Other than these access control issues, MDAs will have very little vulnerability in performing the storage and delivery function. The problems that do arise usually relate to confusion over forwarding arrangements. If the recipient simply forwards messages from some source unknown to the MDA, and the MDA is also acting as a Receiver at that same address, the two message streams can get confused.

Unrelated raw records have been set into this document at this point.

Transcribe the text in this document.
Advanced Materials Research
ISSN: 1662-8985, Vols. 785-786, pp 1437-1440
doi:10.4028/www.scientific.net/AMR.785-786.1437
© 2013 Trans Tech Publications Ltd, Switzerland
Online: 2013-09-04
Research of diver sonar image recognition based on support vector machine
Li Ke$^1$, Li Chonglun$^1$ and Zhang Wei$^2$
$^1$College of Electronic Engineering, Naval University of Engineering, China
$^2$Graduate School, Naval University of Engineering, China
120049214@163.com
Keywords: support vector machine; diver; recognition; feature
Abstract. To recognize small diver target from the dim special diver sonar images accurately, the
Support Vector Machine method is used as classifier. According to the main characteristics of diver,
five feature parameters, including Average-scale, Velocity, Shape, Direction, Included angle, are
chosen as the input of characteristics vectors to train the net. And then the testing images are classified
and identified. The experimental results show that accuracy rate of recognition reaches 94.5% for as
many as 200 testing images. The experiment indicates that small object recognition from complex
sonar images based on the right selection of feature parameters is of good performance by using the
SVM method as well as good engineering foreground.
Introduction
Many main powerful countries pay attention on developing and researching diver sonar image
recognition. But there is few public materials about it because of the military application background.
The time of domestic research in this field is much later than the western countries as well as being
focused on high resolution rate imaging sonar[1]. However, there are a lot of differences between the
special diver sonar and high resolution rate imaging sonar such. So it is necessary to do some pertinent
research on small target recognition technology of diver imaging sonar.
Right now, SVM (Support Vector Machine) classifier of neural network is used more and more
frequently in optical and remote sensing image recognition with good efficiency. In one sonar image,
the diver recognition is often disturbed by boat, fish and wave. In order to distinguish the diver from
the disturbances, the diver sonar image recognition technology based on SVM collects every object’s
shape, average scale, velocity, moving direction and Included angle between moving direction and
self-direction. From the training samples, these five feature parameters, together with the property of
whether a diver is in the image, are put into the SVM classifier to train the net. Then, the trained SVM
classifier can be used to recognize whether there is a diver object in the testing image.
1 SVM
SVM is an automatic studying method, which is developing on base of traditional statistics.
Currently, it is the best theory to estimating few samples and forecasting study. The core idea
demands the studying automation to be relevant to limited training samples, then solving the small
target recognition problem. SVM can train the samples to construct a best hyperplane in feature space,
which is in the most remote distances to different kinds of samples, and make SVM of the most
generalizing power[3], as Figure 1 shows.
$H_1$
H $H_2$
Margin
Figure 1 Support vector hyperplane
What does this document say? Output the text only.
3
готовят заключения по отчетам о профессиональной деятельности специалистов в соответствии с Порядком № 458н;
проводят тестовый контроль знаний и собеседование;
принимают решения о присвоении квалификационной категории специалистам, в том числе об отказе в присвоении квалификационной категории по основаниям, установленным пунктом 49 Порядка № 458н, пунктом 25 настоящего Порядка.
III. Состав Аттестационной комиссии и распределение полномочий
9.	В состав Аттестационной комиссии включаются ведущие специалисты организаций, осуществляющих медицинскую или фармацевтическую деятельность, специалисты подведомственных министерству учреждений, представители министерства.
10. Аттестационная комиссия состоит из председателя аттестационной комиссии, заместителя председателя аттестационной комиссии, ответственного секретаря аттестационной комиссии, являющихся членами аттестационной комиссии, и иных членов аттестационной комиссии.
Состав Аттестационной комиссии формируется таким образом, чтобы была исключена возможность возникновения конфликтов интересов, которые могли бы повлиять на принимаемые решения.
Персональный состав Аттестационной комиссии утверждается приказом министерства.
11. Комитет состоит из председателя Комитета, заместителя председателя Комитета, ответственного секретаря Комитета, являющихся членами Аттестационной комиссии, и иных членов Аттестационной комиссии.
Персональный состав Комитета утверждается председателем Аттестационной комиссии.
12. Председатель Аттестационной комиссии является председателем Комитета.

Border defenses applied to a stream of forwarded messages can result in authentication failures, lost messages, and improper abuse reports against a Forwarder who is simply following a recipient's instructions.

These problems may be avoided if recipients whitelist their Forwarders, and MDAs turn off their Border defenses for these whitelisted message streams (a specific Forwarder to a specific recipient account). MDAs that do not have this capability should allow recipients to use private alias accounts. As long as an alias is kept private, all mail to that alias may be whitelisted.

Educating recipients to whitelist their Forwarders is difficult for an MDA, because often the MDA is not even aware that a forwarding arrangement has been set up. The Forwarder should notify the MDA when a recipient requests forwarding, and both should make sure the recipient understands what is being done.

Mail Delivery Agents should:
1) authenticate any user attempting to access a mailbox.
2) require users to maintain secure passwords, and not allow automated password guessing.
3) offer TLS encrypted connections to their users.
4) make it easy for recipients to whitelist their forwarders.
5) educate recipients on how to avoid mis-configured forwarding arrangements.
6) provide a convenient mechanism for recipients to report spam.
7) ensure that spam reports are handled properly.

Bibliography

BCPs relevant to email security

Standards specify what is needed for interoperability of systems on the Internet. Adding to these standards what is needed to deal with current security threats would make the standards too complex, less permanent, and even controversial. Most of the IETF recommendations relevant to email security are found in a series of documents called Best Current Practices (BCPs).

BCP Index, Latest list of RFCs approved as Best Current Practice documents.

BCP-30, RFC-2505, "Anti-Spam Recommendations for SMTP MTAs", G.Lindberg (1999).

BCP-38, RFC-2827, "Network Ingress Filtering: Defeating Denial of Service Attacks which employ IP Source Address Spoofing", P.Ferguson, D.Senie (2000).

BCP-46, RFC-3013, "Recommended Internet Service Provider Security Services and Procedures", T.Killalea (2000).

BCP-134, RFC-5068, "Email Submission Operations: Access and Accountability Requirements", C. Hutzler, D. Crocker, P. Resnick, E. Allman, T. Finch (2007).

Standards track RFCs relevant to email security

RFC-4409, "Message Submission for Mail", R. Gellens, J. Klensin (2006).

RFC-5321, "Simple Mail Transfer Protocol", J. Klensin, ed. (2008).